Writing that down in bald terms seems very odd, and provokes the same sort of puzzlement in me as if I had written “My shoes are made of olives” or “My unicorn is called Frank” or “They still call themselves Boyzone.”
It happened very suddenly, and it is still too big a concept with which to deal. Although, after the shock, I expect it is much the same for everybody when they lose their mothers, the same sort of feeling as on the first day of school when your mother lets go of your hand and you are led away by a smiling teacher with the knowledge that for the first time you are on your own.
So I will concentrate on small things. Family and friends were gathered at my mum’s on Monday, the day she died, pottering about and making tea in that strange atmosphere of tears and silence and laughter and “This is typical of her” comments, which envelops such occasions.
All of it was undercut with the knowledge that she was still “there”, in the next room.
And then the undertakers came and we sat together in the living room – the room of the living – while they prepared my mother’s dignified exit. It was so quiet, save for the odd gulp and muffled sob, as we sat and thought about her…
WOOF WOOF WOOF! AROOOOOO! WOOF WOOF WOOF!
“Sorry,” said my brother. And he switched off his phone.
We settled back in to contemplation.
AWOOOOOO-GA! HONK! HONK!
“Sorry,” said a friend of my mother. And she switched off her phone.
We settled again, and waited for the next one.
And so it was, that over the next 10 minutes there was an unwitting competition between the mourners gathered as to who had the most inappropriate ringtone for the occasion – twangs of arrows ranked up against monkey chatter, fanfares against farts.

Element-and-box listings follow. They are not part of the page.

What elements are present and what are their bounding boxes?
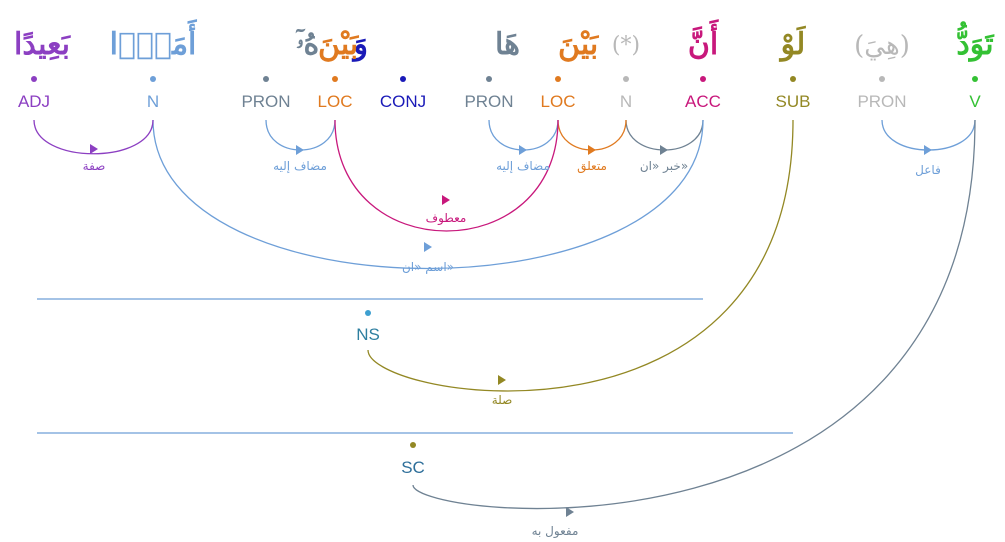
arc-khabar [625,119,704,151]
arrowhead-sila [498,375,506,385]
word-arabic: تَوَدُّ [956,21,995,62]
arc-mutaalliq [557,119,627,151]
arrowhead-ism-an [424,242,432,252]
word-dot [31,76,37,82]
arc-mafool-bih [412,119,976,510]
word-arabic: وَ [352,27,369,62]
word-arabic: بَعِيدًا [14,27,71,62]
relation-label: معطوف [426,211,467,226]
word-tag: PRON [857,92,906,111]
arc-maatuf [334,119,559,232]
word-dot [879,76,885,82]
word-tag: N [147,92,159,111]
word-tag: SUB [776,92,811,111]
arrowhead-mafool-bih [566,507,574,517]
word-tag: PRON [241,92,290,111]
relation-label: صفة [83,159,106,173]
word-arabic: هَا [495,27,520,62]
arrowhead-mudaf-ilayh-2 [296,145,304,155]
word-dot [555,76,561,82]
word-arabic: بَيْنَ [318,27,360,62]
word-arabic: (هِيَ) [854,31,910,61]
node-dot [410,442,416,448]
relation-label: مضاف إليه [496,159,550,173]
word-dot [486,76,492,82]
word-dot [263,76,269,82]
node-dot [365,310,371,316]
node-tag: NS [356,325,380,344]
word-tag: LOC [318,92,353,111]
relation-label: مفعول به [532,524,579,539]
relation-label: اسم «ان» [402,260,454,274]
arrowhead-maatuf [442,195,450,205]
arrowhead-mutaalliq [588,145,596,155]
word-tag: V [969,92,981,111]
node-tag: SC [401,458,425,477]
word-dot [150,76,156,82]
word-tag: ADJ [18,92,50,111]
arc-sifa [33,119,154,155]
word-arabic: بَيْنَ [558,27,600,62]
word-tag: PRON [464,92,513,111]
word-tag: LOC [541,92,576,111]
word-tag: CONJ [380,92,426,111]
word-arabic: لَوْ [779,25,807,62]
relation-label: خبر «ان» [640,159,688,174]
word-arabic: هُۥٓ [295,27,319,62]
arc-mudaf-ilayh-1 [488,119,559,151]
arrowhead-sifa [90,144,98,154]
word-dot [332,76,338,82]
arrowhead-mudaf-ilayh-1 [519,145,527,155]
word-tag: ACC [685,92,721,111]
relation-label: صلة [492,393,513,407]
relation-label: فاعل [915,163,941,177]
word-tag: N [620,92,632,111]
arrowhead-khabar [660,145,668,155]
arc-ism-an [152,119,704,269]
word-arabic: أَمَدًۢا [110,19,198,62]
relation-label: مضاف إليه [273,159,327,173]
arrowhead-fail [924,145,932,155]
arc-fail [881,119,976,151]
arc-sila [367,119,794,392]
arc-mudaf-ilayh-2 [265,119,336,151]
word-dot [700,76,706,82]
word-arabic: (*) [612,33,640,58]
word-dot [400,76,406,82]
word-dot [623,76,629,82]
word-dot [972,76,978,82]
relation-label: متعلق [577,159,607,174]
word-arabic: أَنَّ [688,19,720,62]
word-dot [790,76,796,82]
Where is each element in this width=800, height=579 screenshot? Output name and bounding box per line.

I cannot swear that I was not laughing like an 11-year-old schoolboy, so I will not.
It occurred to me that mobile phones usually have an “airplane” mode, which quickly switches off wireless connections to prevent somebody tagging all their friends on Facebook and causing a plane to crash.
So why can they not also have a “funeral” mode, which replaces Outkast’s Hey Ya, cockerels crowing, or the sound young boys can make with a wet palm and their armpits, with a funeral march, Pie Jesu from Faure’s Requiem, or bird song? If they can auto-correct spelling, they should be able to auto-correct ringtones.
I left her home and went for a stroll through my past. My mother had moved from the house where I grew up years ago, so I traced the route we used to walk every day from my primary school to my old home. I stood outside for a while.
I was tempted to knock and ask if I could come in, to stand in the vestibule one last time, but there is a fine line between mourning in an honest and raw way and being a weirdo.
So instead I walked through the park she loved. And suddenly I felt very old. A man too old, at 41, to have a mother.
But as I emerged from the park, near some halls of residence, a pizza delivery man carrying some leaflets approached me. “Scuse me, mate, do you know where I can leave these?”
He thought I was a student! I’m not old, I thought. “Sorry, I’m not a student,” I was about to say, slightly lifted.
Then he saw my face properly, for the first time in the twilight. He was horrified. “Sorry! I didn’t…” he said, and scurried off. The sod.
I said at the start I wondered if it was appropriate to write a column this week. But the fact is I refused to let my loyal fanbase down.